Beide Lieder sind auch meine Lieblingsstücke und somit auch Anspieltipp für Neugierige.

„Berlin-Rom-Tokio“ weil es mal eine andere Art von „Achsenlied“ ist, nicht nur was das Genre betrifft, sondern weil es Gastgesang von Bronson aus Italien und Sledgehammer aus Japan gibt. Aktuell gehört das Lied (wirklich!) zu meinen Lieblingstiteln.

„Wo alle Straßen enden“ ist ein gefühlvolles „langsames“ Lied, dessen Eindruck noch mit einer Weiblicher Stimme verstärkt wird. Es handelt von den jungen Soldaten, die im Kampf um die Heimat gefallen sind:

„…Wo alle Straßen enden , da liege ich allein.
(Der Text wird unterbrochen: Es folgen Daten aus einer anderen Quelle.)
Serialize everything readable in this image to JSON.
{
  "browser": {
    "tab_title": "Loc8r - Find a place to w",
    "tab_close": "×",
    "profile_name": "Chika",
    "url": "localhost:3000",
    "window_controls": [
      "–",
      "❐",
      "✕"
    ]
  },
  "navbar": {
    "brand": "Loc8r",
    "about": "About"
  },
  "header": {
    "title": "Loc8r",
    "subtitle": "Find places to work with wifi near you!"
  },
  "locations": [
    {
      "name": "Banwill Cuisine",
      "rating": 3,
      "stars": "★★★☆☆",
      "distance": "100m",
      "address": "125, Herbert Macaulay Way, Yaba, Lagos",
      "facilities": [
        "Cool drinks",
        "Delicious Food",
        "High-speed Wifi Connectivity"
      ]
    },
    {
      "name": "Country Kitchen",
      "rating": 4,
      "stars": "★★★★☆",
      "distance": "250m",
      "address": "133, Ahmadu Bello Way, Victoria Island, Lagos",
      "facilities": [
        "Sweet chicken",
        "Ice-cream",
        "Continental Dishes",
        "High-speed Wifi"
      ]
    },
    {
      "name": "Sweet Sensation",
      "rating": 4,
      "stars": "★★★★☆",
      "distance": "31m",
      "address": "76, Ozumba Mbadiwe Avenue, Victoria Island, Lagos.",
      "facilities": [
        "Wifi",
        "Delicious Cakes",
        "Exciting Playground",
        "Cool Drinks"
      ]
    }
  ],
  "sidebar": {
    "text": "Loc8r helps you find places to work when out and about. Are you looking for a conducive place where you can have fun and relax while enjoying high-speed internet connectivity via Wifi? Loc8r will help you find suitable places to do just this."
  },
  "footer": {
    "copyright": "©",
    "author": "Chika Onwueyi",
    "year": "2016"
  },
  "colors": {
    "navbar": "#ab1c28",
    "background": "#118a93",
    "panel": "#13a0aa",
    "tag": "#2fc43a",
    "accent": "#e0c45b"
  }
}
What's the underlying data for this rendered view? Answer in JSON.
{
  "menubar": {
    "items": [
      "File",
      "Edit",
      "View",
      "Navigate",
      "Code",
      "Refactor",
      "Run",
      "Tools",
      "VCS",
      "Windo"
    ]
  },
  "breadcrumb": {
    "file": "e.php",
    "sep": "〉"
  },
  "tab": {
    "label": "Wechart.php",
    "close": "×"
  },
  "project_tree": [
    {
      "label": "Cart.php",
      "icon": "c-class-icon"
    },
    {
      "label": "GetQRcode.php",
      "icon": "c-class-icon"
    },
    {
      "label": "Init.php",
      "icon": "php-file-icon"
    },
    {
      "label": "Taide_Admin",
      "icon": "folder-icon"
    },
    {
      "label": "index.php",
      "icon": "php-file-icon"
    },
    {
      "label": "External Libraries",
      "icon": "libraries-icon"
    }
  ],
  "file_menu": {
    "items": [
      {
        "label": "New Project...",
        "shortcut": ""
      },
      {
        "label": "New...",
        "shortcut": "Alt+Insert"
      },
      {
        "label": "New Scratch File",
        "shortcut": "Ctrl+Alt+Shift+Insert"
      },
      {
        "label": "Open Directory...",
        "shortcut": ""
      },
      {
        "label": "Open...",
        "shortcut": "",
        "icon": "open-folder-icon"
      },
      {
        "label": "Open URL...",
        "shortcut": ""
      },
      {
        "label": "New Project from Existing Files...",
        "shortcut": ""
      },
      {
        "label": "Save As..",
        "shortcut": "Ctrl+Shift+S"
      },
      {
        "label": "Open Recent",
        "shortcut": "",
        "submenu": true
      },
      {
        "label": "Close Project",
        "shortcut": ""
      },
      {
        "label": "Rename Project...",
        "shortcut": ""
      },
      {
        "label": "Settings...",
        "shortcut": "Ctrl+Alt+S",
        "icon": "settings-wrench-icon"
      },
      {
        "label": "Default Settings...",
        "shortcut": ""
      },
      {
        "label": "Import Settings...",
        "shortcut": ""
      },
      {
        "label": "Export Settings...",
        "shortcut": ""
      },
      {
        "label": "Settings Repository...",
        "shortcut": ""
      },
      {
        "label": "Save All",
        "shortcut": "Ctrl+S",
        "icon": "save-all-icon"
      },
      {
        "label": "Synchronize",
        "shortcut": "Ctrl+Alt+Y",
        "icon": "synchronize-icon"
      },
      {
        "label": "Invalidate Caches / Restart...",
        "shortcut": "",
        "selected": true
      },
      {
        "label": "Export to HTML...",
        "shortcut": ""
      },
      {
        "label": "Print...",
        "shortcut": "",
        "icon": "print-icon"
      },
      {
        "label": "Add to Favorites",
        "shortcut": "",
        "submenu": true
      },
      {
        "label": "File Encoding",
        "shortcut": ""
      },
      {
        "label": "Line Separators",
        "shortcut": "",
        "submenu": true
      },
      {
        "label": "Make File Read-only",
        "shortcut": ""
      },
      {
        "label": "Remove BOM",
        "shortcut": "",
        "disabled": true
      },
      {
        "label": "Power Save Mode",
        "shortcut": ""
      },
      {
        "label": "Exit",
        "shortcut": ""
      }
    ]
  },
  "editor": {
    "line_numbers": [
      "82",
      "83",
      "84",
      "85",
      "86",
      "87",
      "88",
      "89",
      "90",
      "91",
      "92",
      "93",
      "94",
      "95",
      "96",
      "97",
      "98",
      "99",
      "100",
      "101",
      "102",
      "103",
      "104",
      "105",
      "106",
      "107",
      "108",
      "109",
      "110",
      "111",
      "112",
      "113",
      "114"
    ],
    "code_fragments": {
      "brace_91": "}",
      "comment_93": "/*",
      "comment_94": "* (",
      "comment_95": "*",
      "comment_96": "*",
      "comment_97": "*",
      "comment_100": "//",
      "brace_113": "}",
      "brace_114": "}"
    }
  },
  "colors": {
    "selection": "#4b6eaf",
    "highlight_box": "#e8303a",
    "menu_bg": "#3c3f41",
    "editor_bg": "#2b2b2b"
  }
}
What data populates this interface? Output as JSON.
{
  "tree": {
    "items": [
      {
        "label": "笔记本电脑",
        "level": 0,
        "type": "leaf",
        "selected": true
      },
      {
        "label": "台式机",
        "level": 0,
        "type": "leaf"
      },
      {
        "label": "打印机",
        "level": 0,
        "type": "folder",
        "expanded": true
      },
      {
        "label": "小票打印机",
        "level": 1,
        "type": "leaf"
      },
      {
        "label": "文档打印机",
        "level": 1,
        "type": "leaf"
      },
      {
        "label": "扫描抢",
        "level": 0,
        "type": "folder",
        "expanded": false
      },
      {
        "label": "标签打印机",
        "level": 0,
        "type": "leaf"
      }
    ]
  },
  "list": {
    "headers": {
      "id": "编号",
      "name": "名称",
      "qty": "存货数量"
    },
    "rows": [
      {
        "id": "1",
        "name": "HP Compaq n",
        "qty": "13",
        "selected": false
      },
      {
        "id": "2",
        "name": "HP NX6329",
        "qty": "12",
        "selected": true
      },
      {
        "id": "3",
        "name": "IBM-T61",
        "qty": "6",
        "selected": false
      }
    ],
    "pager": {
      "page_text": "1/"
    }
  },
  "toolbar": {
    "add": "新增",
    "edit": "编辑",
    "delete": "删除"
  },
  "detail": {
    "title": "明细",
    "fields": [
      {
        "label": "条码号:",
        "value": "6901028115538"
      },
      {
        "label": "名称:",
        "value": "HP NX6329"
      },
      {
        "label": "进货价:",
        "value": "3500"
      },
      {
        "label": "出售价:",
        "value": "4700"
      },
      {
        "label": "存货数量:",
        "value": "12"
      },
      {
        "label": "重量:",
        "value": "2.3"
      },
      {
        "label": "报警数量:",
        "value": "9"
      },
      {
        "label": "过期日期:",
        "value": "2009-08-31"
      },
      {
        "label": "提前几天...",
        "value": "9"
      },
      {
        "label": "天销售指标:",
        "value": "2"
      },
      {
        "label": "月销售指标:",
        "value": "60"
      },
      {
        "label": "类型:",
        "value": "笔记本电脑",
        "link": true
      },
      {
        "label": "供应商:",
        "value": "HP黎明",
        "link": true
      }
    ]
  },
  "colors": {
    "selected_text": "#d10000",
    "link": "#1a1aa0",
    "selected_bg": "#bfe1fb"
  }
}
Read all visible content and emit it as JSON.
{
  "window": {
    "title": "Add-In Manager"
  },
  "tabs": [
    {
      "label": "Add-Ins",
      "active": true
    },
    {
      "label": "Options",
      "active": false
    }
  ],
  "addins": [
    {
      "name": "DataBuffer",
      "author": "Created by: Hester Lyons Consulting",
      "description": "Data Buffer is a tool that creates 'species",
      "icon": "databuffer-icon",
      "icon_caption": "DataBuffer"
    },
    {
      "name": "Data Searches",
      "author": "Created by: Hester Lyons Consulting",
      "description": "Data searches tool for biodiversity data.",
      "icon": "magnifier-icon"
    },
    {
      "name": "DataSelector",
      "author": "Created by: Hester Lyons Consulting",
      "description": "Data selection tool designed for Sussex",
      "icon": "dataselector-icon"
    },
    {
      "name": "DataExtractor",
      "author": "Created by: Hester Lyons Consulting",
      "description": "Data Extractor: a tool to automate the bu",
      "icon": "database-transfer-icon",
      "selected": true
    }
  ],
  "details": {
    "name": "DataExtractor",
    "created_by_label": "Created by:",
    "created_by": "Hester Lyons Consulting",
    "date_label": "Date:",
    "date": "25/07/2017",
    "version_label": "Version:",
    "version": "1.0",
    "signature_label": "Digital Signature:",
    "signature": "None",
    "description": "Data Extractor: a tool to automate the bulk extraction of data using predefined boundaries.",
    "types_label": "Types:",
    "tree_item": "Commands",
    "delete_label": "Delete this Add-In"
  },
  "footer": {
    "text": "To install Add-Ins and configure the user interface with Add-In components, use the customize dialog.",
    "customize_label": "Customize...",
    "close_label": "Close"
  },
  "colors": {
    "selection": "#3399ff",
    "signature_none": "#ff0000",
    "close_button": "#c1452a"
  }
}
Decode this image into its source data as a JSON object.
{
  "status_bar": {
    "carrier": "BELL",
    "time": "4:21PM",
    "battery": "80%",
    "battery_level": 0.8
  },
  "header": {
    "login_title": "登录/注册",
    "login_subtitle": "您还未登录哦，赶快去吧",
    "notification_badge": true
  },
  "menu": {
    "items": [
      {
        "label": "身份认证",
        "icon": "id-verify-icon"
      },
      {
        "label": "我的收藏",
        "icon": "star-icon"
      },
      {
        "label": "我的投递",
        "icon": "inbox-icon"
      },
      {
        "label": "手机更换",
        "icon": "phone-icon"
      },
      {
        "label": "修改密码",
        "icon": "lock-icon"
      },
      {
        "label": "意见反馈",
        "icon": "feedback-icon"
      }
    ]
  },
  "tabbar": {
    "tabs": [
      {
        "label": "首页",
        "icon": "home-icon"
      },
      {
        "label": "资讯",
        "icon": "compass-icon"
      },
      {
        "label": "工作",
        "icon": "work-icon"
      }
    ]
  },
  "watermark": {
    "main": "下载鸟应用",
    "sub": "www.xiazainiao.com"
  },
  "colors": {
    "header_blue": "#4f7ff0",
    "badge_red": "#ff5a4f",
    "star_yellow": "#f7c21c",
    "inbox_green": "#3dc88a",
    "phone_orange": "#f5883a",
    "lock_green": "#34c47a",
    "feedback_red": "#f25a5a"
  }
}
Auch wenn kein Kreuz von mir erzählt, werde ich für immer bei euch sein.“

Die Musiker sind für ihr Genre, in der Gegenkultur, wahrlich ein Aushängeschild.

Für jemand der nicht unbedingt in der „Knüppel-Musik“ daheim ist, braucht das Album länger um zu wirken. Es entfaltet mit jedem neuen Durchlauf in den Boxen eine Atmosphäre, die einen auch bei erhöhter Lautstärke in andere Welten entgleiten lässt.

Mann kann sich dieser Scheibe nur schwer entziehen, was die Worte und die Botschaft betrifft.

Nichts für nebenbei, sondern eine Lichtscheibe zum hinhören. Egal ob laut oder leise abgespielt.